The second is that interoperability becomes a lot more important than ability. I know there are people like Arup, and I imagine other big offices, are looking at this problem, but I am not convinced that it will be solved in a top-down manner.
In the mash-up culture we are also seeing software offices shrink to the size of one person. A single person like Daniel Piker (who makes Kangaroo physics for Grasshopper) is able focus on solving one problem well, rather than building an entire CAD package. I hope that the App Store model extends to architecture, allowing a single person to make a living solving a niche problem exceptionally well, and giving us a mash-up of many well fitting solutions to a problem rather than one ill-fitting CAD package.
I have just returned from the CITA workshop in Copenhagen. One of the problems we were tackling was how to distribute elements onto a unevenly doublely curved surface. I decided to explore whether the surface could be generated from elements of the same size. The most natural solution is to draw the elements in two dimensions and try to wrap the two dimensional surface onto the three dimensional shape. However the process of wrapping a two dimensional surface onto a three dimensional shape creates so much distortion that the original properties of the surface are lost: the elements become to long or too short. To me it feels like we hit the boundary of most CAD packages, which allow you to work in Cartesian space, and provide tools to wrap/embed Cartesian space into other spaces, but they are not set up to allow you to work in the original non-Cartesian space. For a while it seemed like the easiest solution would be to lazer cut the timber to fit the computer model rather than to correct the computer model. It is interesting to witness such a high-end workshop, full of nerds, struggling to overcome the limitations of CAD and in many ways giving the design over to the limitions of the software – or at-least designing within the vocabulary of the software.

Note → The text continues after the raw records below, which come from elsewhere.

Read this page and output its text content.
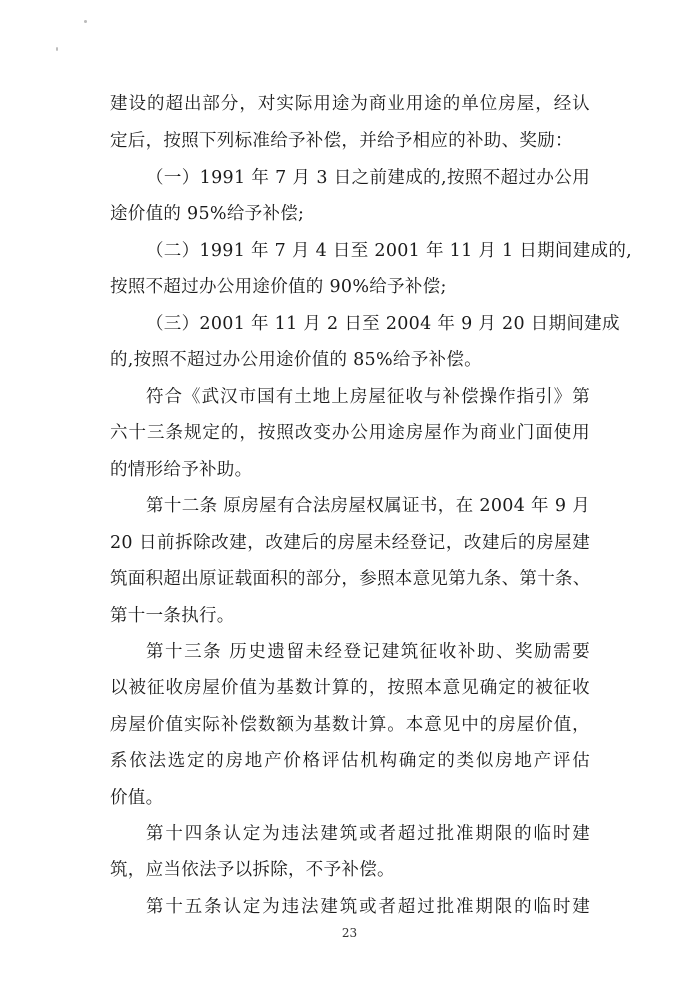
建设的超出部分，对实际用途为商业用途的单位房屋，经认
定后，按照下列标准给予补偿，并给予相应的补助、奖励：
（一）1991 年 7 月 3 日之前建成的,按照不超过办公用
途价值的 95%给予补偿;
（二）1991 年 7 月 4 日至 2001 年 11 月 1 日期间建成的,
按照不超过办公用途价值的 90%给予补偿;
（三）2001 年 11 月 2 日至 2004 年 9 月 20 日期间建成
的,按照不超过办公用途价值的 85%给予补偿。
符合《武汉市国有土地上房屋征收与补偿操作指引》第
六十三条规定的，按照改变办公用途房屋作为商业门面使用
的情形给予补助。
第十二条 原房屋有合法房屋权属证书，在 2004 年 9 月
20 日前拆除改建，改建后的房屋未经登记，改建后的房屋建
筑面积超出原证载面积的部分，参照本意见第九条、第十条、
第十一条执行。
第十三条 历史遗留未经登记建筑征收补助、奖励需要
以被征收房屋价值为基数计算的，按照本意见确定的被征收
房屋价值实际补偿数额为基数计算。本意见中的房屋价值，
系依法选定的房地产价格评估机构确定的类似房地产评估
价值。
第十四条认定为违法建筑或者超过批准期限的临时建
筑，应当依法予以拆除，不予补偿。
第十五条认定为违法建筑或者超过批准期限的临时建
23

The solution I came up with to this problem was to use a swarming algorithm on the surface (seen in the video above). By creating a number of random points on the surface, and then iteratively pushing these points away from each-other until they were the desired distance apart, it was possible to generate the surface from elements of the same size. I uploaded the code to do this onto openprocessing here. In the video above you will also notice that there is a Grasshopper model on the right. The processing code saves a text file of the elements and, in real time, Grasshopper turns this text file into a Rhino model that it analyses. Due to some of the code inside that model I can not release it, but you should be able to create your own version pretty fast using the Read File element in Grasshopper.
Another project from the workshop is Anders Deleuran’s exploration of the accuracy of lightweight simulation (video above). In this case he is simulating a reciprocal joint held with the bending of timber. Both of these projects were discussed by Mark Burry at the AD magazine’s 80th Birthday durring his lecture on ‘The future of architecture.’ The lectures were filmed but I have yet to find them online.